10 things I’m glad I did before having kids

The Arctic Ocean is freezing cold, even in July.

1.    Live on my own
Living alone forced me to learn both independence and responsibility. Sometimes I miss the solitude of it, and sometimes it makes me appreciate my family more because I remember how lonely it could be.

2.    Live without TV and internet
I went without TV and internet at home for three years before I moved in with my husband, and I loved it. I read so many books and spent so much time outside. I want my kids to learn how to enjoy life that way and not attached to screens.

3.    Work as a teacher
Working with kids from kindergarten to college was a great primer for parenthood. It allowed me to practice on other people’s kids, and exposed me to all ages and personalities. And it confirmed that I really did want to have kids.

4.    Go on a solo vacation
I went to Hawaii by myself a few years ago and did exactly what I wanted to do every day. I didn’t have to answer to anyone else… which is something that will never happen again.

5.    Take a dip in the Arctic Ocean
The summer before our daughter was born, my husband and I went on a camping road trip to Prudhoe Bay. It was an adventure of the kind that we won’t be able to have for a long time.

6.    Visit Europe
The first time I went there was just a few years ago, and hubby and I also went for our honeymoon. I’m glad we got to experience it together before the cost and hassle of kids made international travel all but impossible.

7.    Have lots of wilderness adventures
Living in Alaska for the past five years has allowed me to do and see so much that other people only dream of. After becoming a mom, wilderness adventures are not only less accessible, they’re less appealing. I’m no longer as willing to accept the risk of getting eaten by a bear or falling into a crevasse.

8.    Live in Washington D.C.
Washington is my favorite city and I love spending time there. However, I would never ever want to live in a big city with a family, and living there confirmed that.

9.    Learn how to live simply
I’ve always been pretty frugal, but my husband is the most fiscally responsible and un-materialistic person I know. He taught me to delight in frugality and simplicity, and to save wisely for the future. And I’m proud that we managed to avoid acquiring tons of unnecessary and expensive baby gear when we had our daughter.

10.   Fall in love and get married
Even though this is kind of a prerequisite to having kids, I think the beginning of our love story was so romantic and the perfect beginning to our family. I strive to always put our marriage first because it’s our children’s foundation.

Activation energy

I’m stuck in a potential well

I am a stay-at-home mom to a very high maintenance baby. I’m flying solo most of the time, because my husband’s job requires him to live at a remote camp for most of the week. Plus, I’m still a grad student with coursework to do and a thesis to write. To say I’m stressed is an understatement.

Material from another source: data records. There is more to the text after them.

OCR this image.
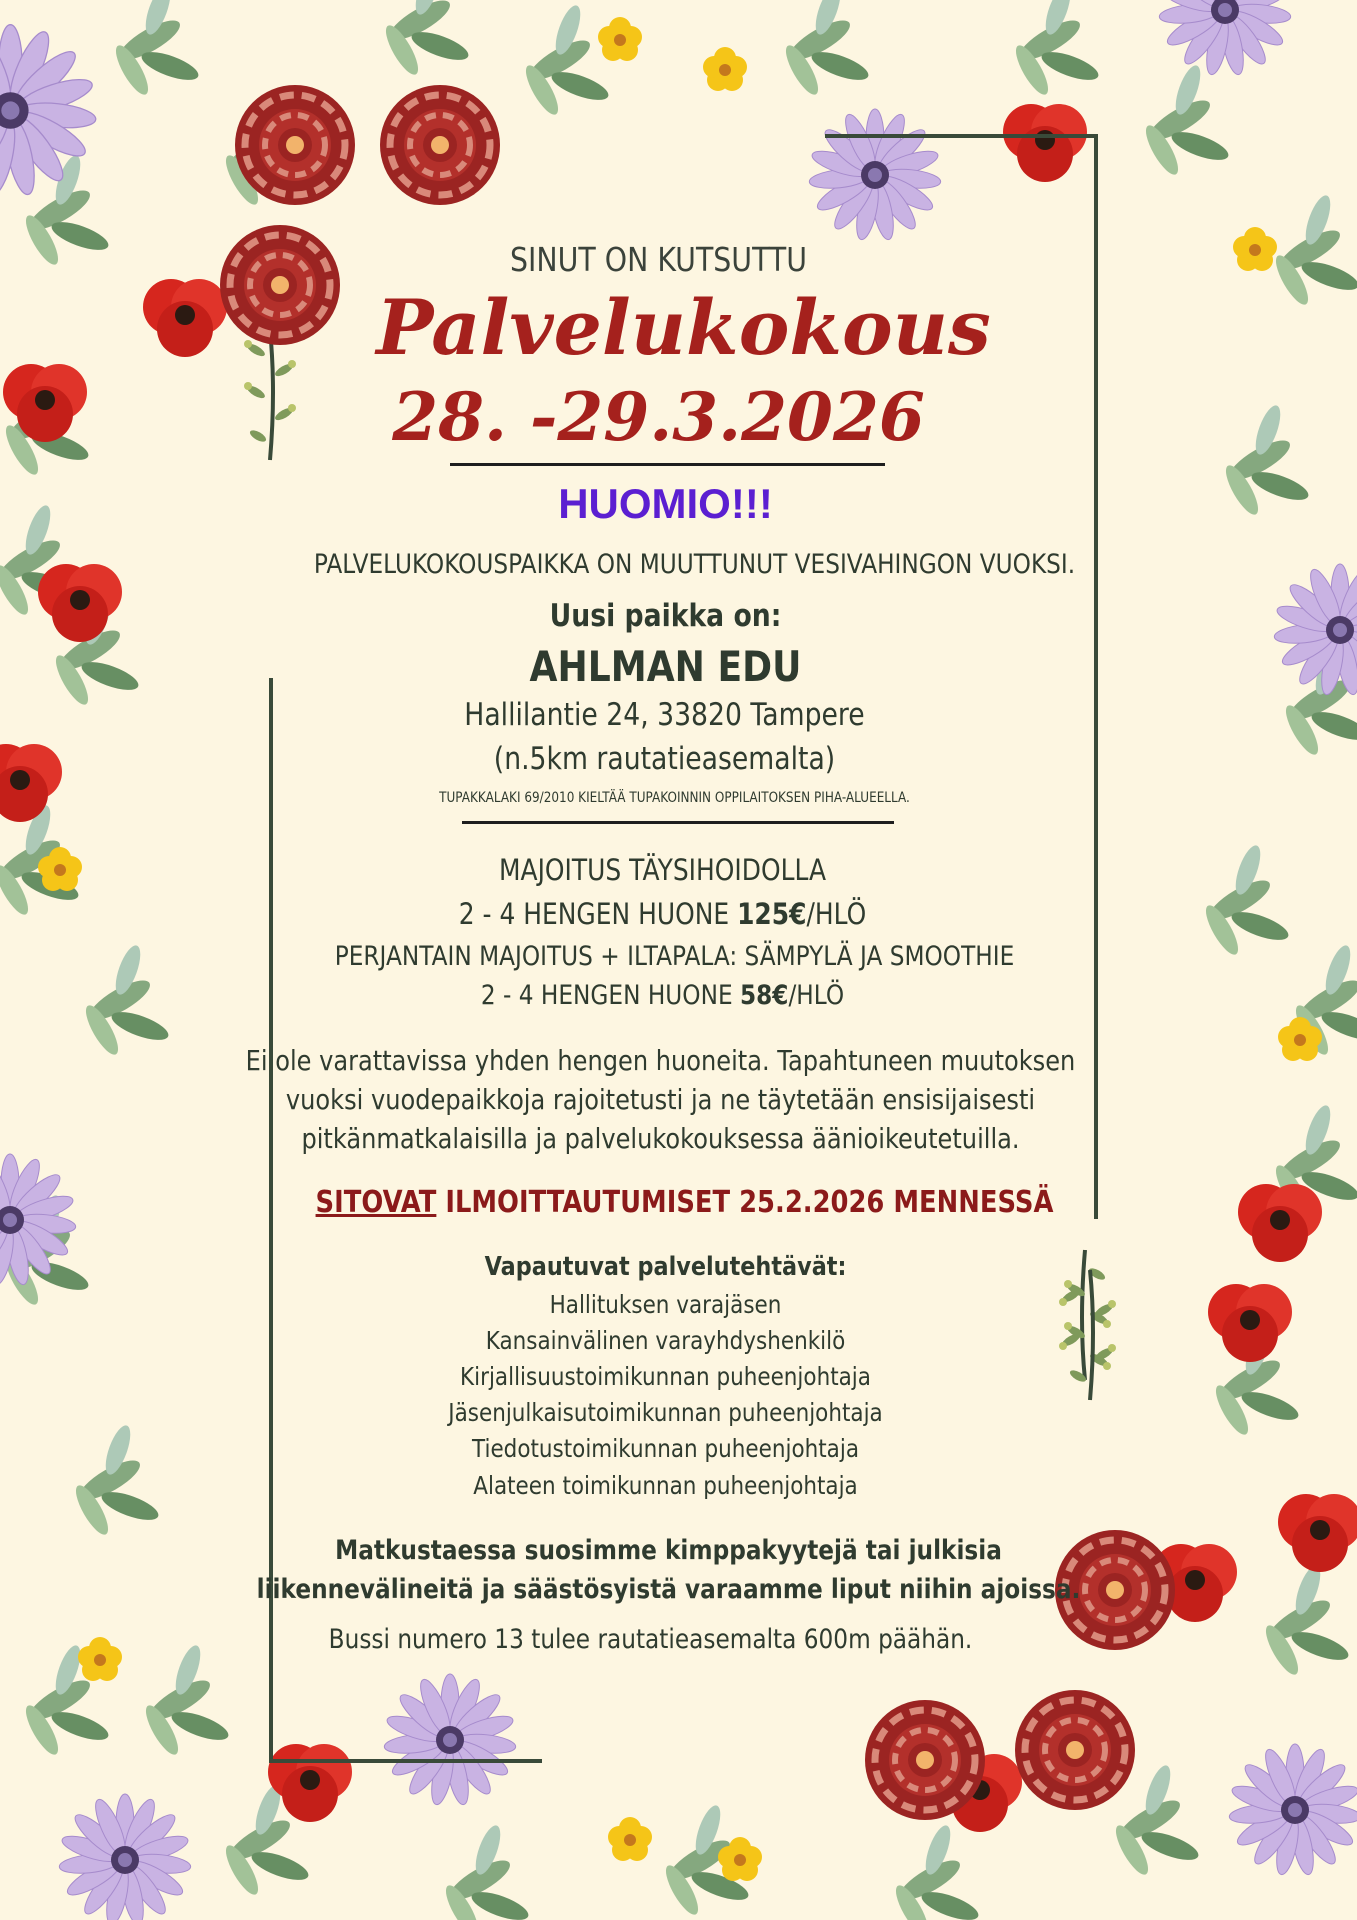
SINUT ON KUTSUTTU
Palvelukokous
28. -29.3.2026
HUOMIO!!!
PALVELUKOKOUSPAIKKA ON MUUTTUNUT VESIVAHINGON VUOKSI.
Uusi paikka on:
AHLMAN EDU
Hallilantie 24, 33820 Tampere
(n.5km rautatieasemalta)
TUPAKKALAKI 69/2010 KIELTÄÄ TUPAKOINNIN OPPILAITOKSEN PIHA-ALUEELLA.
MAJOITUS TÄYSIHOIDOLLA
2 - 4 HENGEN HUONE 125€/HLÖ
PERJANTAIN MAJOITUS + ILTAPALA: SÄMPYLÄ JA SMOOTHIE
2 - 4 HENGEN HUONE 58€/HLÖ
Ei ole varattavissa yhden hengen huoneita. Tapahtuneen muutoksen
vuoksi vuodepaikkoja rajoitetusti ja ne täytetään ensisijaisesti
pitkänmatkalaisilla ja palvelukokouksessa äänioikeutetuilla.
SITOVAT ILMOITTAUTUMISET 25.2.2026 MENNESSÄ
Vapautuvat palvelutehtävät:
Hallituksen varajäsen
Kansainvälinen varayhdyshenkilö
Kirjallisuustoimikunnan puheenjohtaja
Jäsenjulkaisutoimikunnan puheenjohtaja
Tiedotustoimikunnan puheenjohtaja
Alateen toimikunnan puheenjohtaja
Matkustaessa suosimme kimppakyytejä tai julkisia
liikennevälineitä ja säästösyistä varaamme liput niihin ajoissa.
Bussi numero 13 tulee rautatieasemalta 600m päähän.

My daughter was born in the darkest week of the year, during a blizzard when the outside temperature was -40. (The blizzard started after we were in the hospital, thankfully.) I’ve always hated the constant darkness of the Alaskan winter, but this winter it didn’t even matter. She was the sun, and the darkness outside didn’t affect my mood as it usually does. Every little coo from her cute little mouth and every wiggle of her tiny toes was brighter than the brightest sunshine. The only thing I needed to sustain me was baby.

Then my postpartum hormones started to even out and I realized that I was just tired. One cannot live on baby alone. Baby gives me joy, but baby is also exhausting. I need other things in my life that give me energy.

She’s happy, I’m tired.

Years ago when I only had a full-time job and plenty of leisure time, I came up with a formula for how to spend my time: equal parts outdoor activity, learning, and art. Grad school takes care of the learning. (Supposedly. If motherhood had left me with enough brain cells to comprehend my own research. I’m told that at one time I found it fascinating.)

Outdoor activity is easy enough to come by in Alaska, but art is severely lacking in my life. I need to re-enter the world of words, music, and ideas. I need to spend more time hearing and playing music, reading, and writing. Blogging is a start, and a motivation.

Unfortunately, it takes energy to get energy. Like a chemical reaction that is thermodynamically favorable but has a high activation energy, I know that doing these things will make my life better, but it takes a lot of energy to begin.